In 1961 a newspaper article discussed a proposal to build an 18-story, 600-room hotel inside the Grand Canyon descending from the south rim to the canyon floor. A letter-writing campaign ensued that succeeded in blocking the hotel. But lawmakers instead passed a bill that allowed the company to mine uranium there—they never had any intention of building the hotel. In 1967 a newspaper ad asked, “Should we also flood the Sistine chapel, so tourists can get nearer the ceiling?” This ad is famously attributed with successfully mobilizing people to oppose construction of two dams in the Grand Canyon. This also resulted in the construction of the coal-fired Navajo Generating Station. This presentation will cover these and other historical and contemporary examples of propaganda, misinformation, and disinformation campaigns in which public opinion has been shaped to respond, or not respond, to environmental concerns.

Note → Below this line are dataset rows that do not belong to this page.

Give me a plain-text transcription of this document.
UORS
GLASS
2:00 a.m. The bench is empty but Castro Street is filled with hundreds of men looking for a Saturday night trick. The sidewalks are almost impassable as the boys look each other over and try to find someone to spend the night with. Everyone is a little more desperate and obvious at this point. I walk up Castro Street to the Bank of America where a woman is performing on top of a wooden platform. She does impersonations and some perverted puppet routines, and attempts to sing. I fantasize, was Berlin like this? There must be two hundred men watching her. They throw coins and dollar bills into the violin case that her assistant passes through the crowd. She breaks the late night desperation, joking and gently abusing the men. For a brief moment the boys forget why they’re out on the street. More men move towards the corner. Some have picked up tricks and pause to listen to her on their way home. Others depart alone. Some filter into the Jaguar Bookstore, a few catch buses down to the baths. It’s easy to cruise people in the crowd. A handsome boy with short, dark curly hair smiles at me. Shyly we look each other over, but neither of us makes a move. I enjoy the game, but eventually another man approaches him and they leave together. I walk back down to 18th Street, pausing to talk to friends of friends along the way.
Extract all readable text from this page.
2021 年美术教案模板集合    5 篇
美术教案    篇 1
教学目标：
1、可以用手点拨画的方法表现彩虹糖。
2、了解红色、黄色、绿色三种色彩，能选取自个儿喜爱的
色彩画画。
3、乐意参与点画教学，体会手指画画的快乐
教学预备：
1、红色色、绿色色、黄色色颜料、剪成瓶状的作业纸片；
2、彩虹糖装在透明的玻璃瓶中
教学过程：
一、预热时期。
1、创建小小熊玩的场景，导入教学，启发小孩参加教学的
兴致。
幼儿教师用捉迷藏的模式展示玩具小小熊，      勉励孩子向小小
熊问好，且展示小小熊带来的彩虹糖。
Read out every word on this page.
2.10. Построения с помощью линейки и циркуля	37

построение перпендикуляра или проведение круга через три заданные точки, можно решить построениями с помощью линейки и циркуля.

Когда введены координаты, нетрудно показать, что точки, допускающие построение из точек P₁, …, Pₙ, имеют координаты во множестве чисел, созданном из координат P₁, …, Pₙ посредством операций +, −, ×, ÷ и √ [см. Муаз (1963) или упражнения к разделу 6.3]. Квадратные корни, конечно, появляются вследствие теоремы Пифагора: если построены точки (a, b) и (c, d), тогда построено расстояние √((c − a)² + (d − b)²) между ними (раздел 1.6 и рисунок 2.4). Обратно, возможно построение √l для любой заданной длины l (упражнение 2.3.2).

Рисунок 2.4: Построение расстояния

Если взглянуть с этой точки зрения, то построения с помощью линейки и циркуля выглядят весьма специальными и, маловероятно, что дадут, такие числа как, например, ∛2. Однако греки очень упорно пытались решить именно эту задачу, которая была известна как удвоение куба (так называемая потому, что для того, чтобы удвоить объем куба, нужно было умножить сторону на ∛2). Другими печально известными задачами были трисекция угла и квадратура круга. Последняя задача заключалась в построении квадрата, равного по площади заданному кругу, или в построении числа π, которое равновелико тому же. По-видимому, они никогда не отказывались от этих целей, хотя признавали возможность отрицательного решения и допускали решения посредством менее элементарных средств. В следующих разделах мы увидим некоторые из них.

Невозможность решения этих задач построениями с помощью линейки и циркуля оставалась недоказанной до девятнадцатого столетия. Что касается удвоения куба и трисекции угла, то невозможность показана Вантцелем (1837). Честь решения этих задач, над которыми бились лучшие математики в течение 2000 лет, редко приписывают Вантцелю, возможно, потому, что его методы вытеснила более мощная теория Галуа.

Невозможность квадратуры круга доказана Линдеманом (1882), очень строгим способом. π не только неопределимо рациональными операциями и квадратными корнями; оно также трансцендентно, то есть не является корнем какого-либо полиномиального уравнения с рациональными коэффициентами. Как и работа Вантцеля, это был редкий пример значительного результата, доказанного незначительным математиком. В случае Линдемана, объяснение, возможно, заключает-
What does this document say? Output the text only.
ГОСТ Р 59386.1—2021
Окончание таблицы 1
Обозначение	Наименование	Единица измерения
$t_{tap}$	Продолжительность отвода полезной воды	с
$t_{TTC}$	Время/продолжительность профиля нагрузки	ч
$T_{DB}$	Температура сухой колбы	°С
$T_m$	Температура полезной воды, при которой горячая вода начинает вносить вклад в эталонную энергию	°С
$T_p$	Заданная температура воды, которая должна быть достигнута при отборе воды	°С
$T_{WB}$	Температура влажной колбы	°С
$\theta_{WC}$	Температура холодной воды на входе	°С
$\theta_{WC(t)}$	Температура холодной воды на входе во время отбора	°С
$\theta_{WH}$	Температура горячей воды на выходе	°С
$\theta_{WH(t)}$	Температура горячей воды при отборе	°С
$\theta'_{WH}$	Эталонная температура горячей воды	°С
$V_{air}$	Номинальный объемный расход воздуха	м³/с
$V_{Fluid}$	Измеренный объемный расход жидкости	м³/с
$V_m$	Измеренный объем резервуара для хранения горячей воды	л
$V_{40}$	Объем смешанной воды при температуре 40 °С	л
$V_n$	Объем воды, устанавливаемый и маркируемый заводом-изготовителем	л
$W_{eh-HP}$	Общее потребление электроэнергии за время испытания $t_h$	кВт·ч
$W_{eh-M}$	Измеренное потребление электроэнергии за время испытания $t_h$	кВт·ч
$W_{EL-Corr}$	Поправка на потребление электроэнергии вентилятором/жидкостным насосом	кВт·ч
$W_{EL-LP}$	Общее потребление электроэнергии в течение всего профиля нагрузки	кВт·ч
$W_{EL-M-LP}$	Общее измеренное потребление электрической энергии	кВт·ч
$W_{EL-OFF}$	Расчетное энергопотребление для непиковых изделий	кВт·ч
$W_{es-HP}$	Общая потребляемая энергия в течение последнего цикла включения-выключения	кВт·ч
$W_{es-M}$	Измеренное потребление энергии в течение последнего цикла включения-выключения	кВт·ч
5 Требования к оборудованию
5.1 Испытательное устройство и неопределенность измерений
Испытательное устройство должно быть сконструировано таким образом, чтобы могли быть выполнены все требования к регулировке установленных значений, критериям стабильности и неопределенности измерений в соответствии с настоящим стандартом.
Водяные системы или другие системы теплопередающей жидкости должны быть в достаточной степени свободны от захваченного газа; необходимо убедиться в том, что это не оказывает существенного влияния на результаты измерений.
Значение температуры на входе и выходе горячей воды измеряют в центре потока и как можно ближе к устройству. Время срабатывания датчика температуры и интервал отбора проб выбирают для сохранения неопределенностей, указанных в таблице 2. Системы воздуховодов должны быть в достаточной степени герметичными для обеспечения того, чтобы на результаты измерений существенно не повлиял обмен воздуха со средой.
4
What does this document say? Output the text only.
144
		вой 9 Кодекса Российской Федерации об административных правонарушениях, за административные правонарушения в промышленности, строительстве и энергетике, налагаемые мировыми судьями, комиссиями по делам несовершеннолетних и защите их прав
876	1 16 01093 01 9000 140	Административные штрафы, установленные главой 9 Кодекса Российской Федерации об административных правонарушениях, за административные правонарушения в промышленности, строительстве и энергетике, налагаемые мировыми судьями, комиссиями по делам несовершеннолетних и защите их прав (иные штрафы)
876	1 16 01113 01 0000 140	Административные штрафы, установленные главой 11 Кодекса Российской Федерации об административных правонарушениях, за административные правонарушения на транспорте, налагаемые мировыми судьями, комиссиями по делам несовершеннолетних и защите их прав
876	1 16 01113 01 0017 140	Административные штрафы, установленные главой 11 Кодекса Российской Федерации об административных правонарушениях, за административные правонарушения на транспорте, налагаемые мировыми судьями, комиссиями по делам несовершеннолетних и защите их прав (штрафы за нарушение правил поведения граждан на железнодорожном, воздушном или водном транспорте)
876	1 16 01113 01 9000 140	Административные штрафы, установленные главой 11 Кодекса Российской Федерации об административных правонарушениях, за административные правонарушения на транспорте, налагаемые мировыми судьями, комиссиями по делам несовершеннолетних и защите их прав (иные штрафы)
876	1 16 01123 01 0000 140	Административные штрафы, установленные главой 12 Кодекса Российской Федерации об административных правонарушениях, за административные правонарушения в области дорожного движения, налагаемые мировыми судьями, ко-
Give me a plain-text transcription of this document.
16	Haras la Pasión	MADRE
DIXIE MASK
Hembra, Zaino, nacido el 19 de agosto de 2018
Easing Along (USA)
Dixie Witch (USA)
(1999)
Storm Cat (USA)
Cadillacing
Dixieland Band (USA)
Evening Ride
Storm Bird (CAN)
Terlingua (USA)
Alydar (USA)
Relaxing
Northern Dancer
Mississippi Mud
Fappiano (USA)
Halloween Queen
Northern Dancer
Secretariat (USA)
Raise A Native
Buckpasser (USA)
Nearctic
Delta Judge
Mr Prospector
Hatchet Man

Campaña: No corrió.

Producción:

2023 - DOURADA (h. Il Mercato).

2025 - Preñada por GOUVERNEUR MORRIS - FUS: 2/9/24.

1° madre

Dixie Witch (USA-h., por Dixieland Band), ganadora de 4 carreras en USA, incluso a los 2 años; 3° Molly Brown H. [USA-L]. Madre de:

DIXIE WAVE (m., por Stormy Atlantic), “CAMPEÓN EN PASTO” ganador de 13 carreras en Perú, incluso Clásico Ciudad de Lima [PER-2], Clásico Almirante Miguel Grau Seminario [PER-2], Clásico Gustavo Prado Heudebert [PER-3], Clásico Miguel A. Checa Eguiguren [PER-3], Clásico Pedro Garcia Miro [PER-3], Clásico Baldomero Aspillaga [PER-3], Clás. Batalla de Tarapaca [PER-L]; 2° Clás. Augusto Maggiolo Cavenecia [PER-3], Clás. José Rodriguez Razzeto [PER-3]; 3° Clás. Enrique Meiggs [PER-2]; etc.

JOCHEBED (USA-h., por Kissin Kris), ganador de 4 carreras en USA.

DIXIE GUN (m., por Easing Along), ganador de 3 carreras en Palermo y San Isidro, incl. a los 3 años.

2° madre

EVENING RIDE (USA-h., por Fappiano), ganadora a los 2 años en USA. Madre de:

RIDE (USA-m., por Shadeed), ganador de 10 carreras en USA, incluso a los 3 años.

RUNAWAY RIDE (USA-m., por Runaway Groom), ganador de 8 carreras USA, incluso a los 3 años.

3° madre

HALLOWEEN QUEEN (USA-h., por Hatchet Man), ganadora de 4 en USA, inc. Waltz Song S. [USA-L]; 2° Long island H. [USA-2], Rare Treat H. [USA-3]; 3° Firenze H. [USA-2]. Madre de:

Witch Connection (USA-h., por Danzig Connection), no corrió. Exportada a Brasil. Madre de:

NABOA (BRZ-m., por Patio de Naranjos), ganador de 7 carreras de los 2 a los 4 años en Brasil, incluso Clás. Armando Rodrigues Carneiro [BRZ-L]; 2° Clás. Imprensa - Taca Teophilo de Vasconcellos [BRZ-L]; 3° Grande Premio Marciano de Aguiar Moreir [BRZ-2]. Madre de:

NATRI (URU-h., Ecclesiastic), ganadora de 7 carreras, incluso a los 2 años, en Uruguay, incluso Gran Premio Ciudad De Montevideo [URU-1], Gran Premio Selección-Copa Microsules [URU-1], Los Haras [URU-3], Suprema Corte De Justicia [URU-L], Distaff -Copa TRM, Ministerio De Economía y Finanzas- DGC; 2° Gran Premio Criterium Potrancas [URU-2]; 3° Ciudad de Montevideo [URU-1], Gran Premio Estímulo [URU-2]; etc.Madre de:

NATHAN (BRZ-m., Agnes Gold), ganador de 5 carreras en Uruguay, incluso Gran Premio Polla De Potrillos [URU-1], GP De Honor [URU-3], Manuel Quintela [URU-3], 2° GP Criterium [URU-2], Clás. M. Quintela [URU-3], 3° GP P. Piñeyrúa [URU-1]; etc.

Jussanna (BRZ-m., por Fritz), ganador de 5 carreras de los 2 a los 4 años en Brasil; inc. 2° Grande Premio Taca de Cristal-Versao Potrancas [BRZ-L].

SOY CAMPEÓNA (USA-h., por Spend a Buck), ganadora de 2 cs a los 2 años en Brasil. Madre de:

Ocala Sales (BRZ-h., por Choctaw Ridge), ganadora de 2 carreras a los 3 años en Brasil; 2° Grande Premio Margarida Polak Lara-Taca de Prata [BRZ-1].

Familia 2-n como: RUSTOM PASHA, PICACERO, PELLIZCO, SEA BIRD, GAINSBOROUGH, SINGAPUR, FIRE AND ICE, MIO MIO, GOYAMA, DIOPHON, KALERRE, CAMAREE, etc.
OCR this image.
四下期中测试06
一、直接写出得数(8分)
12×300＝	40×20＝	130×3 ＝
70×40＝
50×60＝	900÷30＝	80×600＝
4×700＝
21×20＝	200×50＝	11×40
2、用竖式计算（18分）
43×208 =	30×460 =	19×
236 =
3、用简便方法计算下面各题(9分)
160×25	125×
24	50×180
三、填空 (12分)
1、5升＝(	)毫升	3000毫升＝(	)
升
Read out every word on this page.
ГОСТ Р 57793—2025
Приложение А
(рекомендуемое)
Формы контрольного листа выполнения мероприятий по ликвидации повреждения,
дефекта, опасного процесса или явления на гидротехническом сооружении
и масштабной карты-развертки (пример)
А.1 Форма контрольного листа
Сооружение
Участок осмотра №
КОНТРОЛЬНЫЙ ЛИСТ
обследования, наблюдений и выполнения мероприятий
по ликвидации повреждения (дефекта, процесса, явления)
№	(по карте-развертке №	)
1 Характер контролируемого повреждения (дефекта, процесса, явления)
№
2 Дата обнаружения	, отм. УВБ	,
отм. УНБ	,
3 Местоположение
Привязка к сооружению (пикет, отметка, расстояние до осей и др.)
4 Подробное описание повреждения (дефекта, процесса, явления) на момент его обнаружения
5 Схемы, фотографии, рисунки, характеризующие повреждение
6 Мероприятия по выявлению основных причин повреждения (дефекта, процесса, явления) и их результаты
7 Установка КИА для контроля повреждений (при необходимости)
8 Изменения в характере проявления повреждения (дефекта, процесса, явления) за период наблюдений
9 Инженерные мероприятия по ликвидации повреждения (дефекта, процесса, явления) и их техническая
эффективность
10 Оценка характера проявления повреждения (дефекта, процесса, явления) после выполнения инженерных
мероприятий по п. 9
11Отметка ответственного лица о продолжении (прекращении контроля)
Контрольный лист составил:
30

This event is cohosted by Coolidge Public Library. This is an in-person event.
ABOUT THE SPEAKER:
Matthew has a Ph.D. in Philosophy and has taught environmental ethics, media ethics, and technology and human values at Northern Arizona University, Coconino Community College, and Embry-Riddle Aeronautical University. Matthew recently participated in a National Endowment for the Humanities summer seminar on extending Aldo Leopold’s “Land Ethic.” He is co-founder of Sedona Philosophy, which offers guided hikes and retreats in Sedona and northern Arizona.